CN D Magazine

#8 février 25

Vagues, flux, ricochets, l’héritage ondoyant de Trisha Brown

Sanjoy Roy

Working Title, Trisha Brown Dance Company ©Joyce Baranova


Si certains ont anticipé leur fin – à l’image de Merce Cunningham – et que d’autres s’éteignent brutalement – tel Dominique Bagouet –, la mort d’un ou une chorégraphe soulève toujours la même vague de questions : que faire de sa mémoire, de ses archives, de ce bout d’histoire ? La disparition de l’Américaine Trisha Brown en 2017 n’a pas empêché ses œuvres de continuer de déferler sur les scènes du monde entier. Car lorsqu’il s’agit de donner vie à cet héritage, la Trisha Brown Dance Company, placée sous l’égide de la danseuse Carolyn Lucas, veille au grain.
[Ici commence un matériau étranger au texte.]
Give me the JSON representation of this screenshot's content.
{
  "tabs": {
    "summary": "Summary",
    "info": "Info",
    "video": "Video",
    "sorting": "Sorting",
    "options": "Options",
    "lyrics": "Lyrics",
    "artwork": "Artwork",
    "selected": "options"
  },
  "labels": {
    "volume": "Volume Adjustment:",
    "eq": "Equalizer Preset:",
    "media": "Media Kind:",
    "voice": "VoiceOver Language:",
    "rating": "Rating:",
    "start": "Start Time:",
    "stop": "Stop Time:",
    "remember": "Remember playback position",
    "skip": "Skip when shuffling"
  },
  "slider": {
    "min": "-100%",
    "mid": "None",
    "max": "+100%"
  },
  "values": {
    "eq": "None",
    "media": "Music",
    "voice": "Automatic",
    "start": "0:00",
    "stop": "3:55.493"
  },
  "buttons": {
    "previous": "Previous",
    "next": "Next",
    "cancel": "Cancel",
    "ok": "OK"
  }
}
« Je pense qu’il n’est pas exagéré de dire que le travail de Trisha a eu un impact énorme sur de nombreuses personnes », déclare Carolyn Lucas, directrice artistique associée de la Trisha Brown Dance Company (TBDC). Elle est bien trop modeste. Trisha Brown (1936-2017) a été l’une des figures de proue de ce que nous considérons aujourd’hui comme une époque clé de l’histoire de la danse, lorsqu’un mouvement – baptisé plus tard postmodern dance – a vu le jour principalement dans le New York des années 1960 avant de trouver un écho dans le monde de la danse mais aussi dans ceux de l’art et de la performance.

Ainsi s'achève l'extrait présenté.